A cliché about the 1960's is that if you remember them you weren't there. This always struck me as not only untrue but confusing because it implies that the notorious substance use of that decade would have wrecked the memories of the participants. Maybe so if the substance was alcohol, but the dominant drugs of the sixties were marijuana and LSD. Like a lot of us, Neil Young discovered marijuana in the sixties, and he continued using it until recently yet remembers most everything.

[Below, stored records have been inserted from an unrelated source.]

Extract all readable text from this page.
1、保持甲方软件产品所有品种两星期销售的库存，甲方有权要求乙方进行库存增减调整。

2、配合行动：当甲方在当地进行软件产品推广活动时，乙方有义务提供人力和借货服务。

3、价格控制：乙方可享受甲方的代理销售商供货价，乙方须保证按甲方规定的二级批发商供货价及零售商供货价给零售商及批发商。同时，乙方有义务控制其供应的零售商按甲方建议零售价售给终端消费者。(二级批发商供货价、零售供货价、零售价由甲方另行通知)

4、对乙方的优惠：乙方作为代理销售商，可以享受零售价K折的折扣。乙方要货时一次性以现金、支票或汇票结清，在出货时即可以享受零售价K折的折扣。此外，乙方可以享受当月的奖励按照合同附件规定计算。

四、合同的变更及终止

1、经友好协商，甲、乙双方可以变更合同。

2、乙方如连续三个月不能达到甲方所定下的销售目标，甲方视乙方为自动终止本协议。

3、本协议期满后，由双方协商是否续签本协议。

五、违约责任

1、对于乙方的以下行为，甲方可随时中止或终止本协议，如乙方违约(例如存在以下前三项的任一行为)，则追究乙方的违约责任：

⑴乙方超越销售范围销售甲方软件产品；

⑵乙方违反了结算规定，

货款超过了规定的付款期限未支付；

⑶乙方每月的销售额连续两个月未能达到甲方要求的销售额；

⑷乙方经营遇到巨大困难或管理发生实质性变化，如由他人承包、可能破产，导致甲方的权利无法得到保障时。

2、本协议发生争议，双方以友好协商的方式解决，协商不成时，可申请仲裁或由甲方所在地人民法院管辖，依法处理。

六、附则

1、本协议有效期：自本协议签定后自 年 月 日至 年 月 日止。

His memoir is casually conversational, and at times he speaks directly to the reader in a stream-of-conscious manner. He mentions once that the sequence of the songs on any of his albums is important to him, so I assume the sequence that he recounts his life is likewise deliberate. It certainly isn't chronological. It probably also isn't an oversight that he doesn't furnish an index, something I find useful in any nonfiction, but he may have decided an index might encourage picking and reading subjects at will when he wants to reader to go through the book in order. My initial reading was slow because I sometimes put it aside to do some reading for my classes, not because it was ponderous. Indeed, it was a fun read, and when I completed it I went back to the beginning and skimmed back through it.
Neil Young strikes me as a sincere man who is honest about his faults. When he tells about first driving from his native Canada to California with a small group of young men and women, he describes deciding with another traveler to abandon the rest of group without warning. He doesn't express any guilt over this, but a few pages later he recounts a conversation with fellow musician Stephen Stills years later in which they discussed the concept of loyalty and the conflict with the drive to be continually moving forward. He also admits to avoiding confrontation many times in his life.
Young's life has not been entirely one long hippie joy ride. Since childhood, he has been beset with serious health issues, and the health issues he has had to deal with regarding two of his sons have been daunting. By many accounts other than his own, he has faced these issues with courage and persistence and has been a loyal and loving father and husband for over thirty years. He continually expresses love and praise for his friends and family and has very few negative things to say about anyone.
The reader hears a lot of detail about things of importance to Young: guitars, model trains, cars, but ultimately it's the music, always there in the background when it isn't the dominant subject. I think I'll listen to some Neil right now.